Wetter Bonn: Wintereinbruch mit Schnee – Tipps für Mütze, Jacke und Kultur
Mensch, hat uns der März nochmal richtig erwischt! Gerade dachte man, der Frühling steht vor der Tür, und dann schneit es in Bonn plötzlich wie verrückt. Die Temperaturen sind in den Keller gerauscht, und der Wind pfeift einem um die Ohren, als wollte er sagen: „Denkste, Winter ade!“ Wer jetzt raus muss, braucht mehr als nur gute Laune.
Winter in Bonn: So überstehst du die Kälte
Ich hab mir gestern meine alte Fliegermütze rausgekramt – so eine mit Ohrenklappen, die einen aussehen lässt wie ein Pilot aus den 40ern. Und wisst ihr was? Die Dinger sind wieder total im Trend. Eine Marke wie YUECIBAI macht zum Beispiel richtig coole Winter Bomber Hüte, die nicht nur warm halten, sondern auch was hermachen. Für Männer, Frauen, Jugendliche – egal. Hauptsache, die Ohren sind bedeckt, wenn man in Bonn am Rhein langläuft.

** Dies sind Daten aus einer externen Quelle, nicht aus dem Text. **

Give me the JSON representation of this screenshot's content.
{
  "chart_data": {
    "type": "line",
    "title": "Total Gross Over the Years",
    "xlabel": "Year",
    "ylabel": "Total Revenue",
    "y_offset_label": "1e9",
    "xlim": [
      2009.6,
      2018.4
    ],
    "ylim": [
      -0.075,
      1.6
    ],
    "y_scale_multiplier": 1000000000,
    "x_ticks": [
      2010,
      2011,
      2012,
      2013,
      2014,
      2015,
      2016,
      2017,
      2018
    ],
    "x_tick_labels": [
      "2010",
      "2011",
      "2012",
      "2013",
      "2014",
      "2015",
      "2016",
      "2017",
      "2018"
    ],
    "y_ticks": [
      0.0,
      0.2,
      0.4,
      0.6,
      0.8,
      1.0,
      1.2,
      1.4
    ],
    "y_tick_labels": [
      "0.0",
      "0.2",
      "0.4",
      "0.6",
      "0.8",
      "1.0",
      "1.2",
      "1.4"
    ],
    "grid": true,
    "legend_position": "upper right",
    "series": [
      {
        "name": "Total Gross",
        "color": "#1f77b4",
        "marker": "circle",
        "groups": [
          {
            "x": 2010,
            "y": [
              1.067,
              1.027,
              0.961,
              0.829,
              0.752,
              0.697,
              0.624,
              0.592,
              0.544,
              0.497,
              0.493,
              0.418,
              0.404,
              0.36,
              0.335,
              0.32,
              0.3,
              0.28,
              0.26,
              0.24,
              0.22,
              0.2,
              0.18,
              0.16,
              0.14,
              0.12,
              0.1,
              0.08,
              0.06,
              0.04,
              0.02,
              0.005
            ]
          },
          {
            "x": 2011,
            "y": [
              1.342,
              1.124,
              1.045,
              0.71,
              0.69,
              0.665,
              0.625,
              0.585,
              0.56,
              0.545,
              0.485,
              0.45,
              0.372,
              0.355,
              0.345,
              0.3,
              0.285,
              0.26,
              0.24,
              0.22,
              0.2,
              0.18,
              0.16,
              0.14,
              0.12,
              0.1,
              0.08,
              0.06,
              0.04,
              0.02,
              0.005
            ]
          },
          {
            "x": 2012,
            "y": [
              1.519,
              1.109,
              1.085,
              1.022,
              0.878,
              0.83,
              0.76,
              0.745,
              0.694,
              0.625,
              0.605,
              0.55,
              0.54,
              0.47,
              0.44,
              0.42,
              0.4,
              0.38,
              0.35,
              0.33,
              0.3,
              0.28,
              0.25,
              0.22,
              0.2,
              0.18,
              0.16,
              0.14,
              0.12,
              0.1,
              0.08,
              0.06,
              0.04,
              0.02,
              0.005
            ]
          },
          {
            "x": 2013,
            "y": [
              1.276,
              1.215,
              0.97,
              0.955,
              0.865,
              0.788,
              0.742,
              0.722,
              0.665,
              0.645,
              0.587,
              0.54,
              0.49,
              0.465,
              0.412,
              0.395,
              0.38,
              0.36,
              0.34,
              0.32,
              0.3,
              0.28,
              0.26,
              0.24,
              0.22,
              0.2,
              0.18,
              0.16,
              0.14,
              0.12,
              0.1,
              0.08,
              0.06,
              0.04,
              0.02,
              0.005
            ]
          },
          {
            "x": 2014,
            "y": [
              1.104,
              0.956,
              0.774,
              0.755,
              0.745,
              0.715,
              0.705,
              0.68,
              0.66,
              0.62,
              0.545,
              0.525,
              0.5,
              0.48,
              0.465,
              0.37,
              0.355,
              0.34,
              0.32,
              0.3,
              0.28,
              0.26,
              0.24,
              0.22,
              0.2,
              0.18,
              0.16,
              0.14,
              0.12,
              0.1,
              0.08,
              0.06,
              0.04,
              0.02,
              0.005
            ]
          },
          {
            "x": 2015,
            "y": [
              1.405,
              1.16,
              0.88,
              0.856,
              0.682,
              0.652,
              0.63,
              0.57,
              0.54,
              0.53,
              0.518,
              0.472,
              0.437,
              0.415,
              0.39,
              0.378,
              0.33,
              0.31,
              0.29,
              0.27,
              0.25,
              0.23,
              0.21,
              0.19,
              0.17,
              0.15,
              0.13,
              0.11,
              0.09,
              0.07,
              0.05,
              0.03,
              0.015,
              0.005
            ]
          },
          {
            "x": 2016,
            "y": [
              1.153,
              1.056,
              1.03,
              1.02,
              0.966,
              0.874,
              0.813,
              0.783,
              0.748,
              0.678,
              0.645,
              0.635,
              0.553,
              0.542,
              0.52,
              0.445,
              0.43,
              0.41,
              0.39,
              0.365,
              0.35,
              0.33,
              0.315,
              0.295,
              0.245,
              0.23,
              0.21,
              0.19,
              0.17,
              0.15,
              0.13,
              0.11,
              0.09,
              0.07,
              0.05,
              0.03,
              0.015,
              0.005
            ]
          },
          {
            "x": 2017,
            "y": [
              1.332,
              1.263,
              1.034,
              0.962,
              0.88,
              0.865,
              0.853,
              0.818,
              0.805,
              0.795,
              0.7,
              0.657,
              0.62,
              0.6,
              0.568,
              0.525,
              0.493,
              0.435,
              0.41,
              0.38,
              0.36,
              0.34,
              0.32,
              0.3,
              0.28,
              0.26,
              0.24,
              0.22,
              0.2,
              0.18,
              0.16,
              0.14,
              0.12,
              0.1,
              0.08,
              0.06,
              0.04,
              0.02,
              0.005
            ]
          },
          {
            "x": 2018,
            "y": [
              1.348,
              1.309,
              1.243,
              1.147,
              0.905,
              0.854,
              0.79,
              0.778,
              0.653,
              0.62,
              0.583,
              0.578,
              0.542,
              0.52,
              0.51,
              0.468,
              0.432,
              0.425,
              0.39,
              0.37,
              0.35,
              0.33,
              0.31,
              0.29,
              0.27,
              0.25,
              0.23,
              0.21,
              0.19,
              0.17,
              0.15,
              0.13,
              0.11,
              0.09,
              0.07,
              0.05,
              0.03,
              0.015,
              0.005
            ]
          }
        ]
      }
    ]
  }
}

Aber eine Mütze allein reicht nicht. Was man bei dem Wetter wirklich braucht, ist ne richtig robuste Jacke. Ich schwöre ja auf die JOB-Winter-Pilotjacke BONN in schwarz. Die ist wie gemacht für unseren rheinischen Winter: winddicht, funktional und sieht dabei noch aus, als könnte man damit jeden Baucontainer erobern. Ein Kumpel von mir, der auf dem Bau arbeitet, schwört drauf. Die Dinger sind einfach unverwüstlich. Hier mal eine kleine Checkliste für alle, die jetzt raus müssen:
- Fliegermütze mit Ohrenklappen – am besten von YUECIBAI
- Robuste Winter-Pilotjacke – wie die JOB BONN in schwarz
- Ein gemütlicher Ort wie das Bonnie Doone in Bad Godesberg
- Ein heißer Tee und vielleicht ein Katalog der aktuellen Kunstauktion
Kunst und Kultur für kalte Tage
Wenn es draußen so ungemütlich ist, zieht es mich meistens in gemütliche Ecken. Es gibt in Bad Godesberg so eine kleine Kneipe, die heißt Bonnie Doone. Die haben da einen Kamin und richtig gute Whisky-Auswahl. Die nennen ihren Laden „Home away from home“ – und genau das ist es. Wenn der Schnee gegen die Fenster klatscht, sitzt man da drin und fühlt sich wie in einer anderen Welt.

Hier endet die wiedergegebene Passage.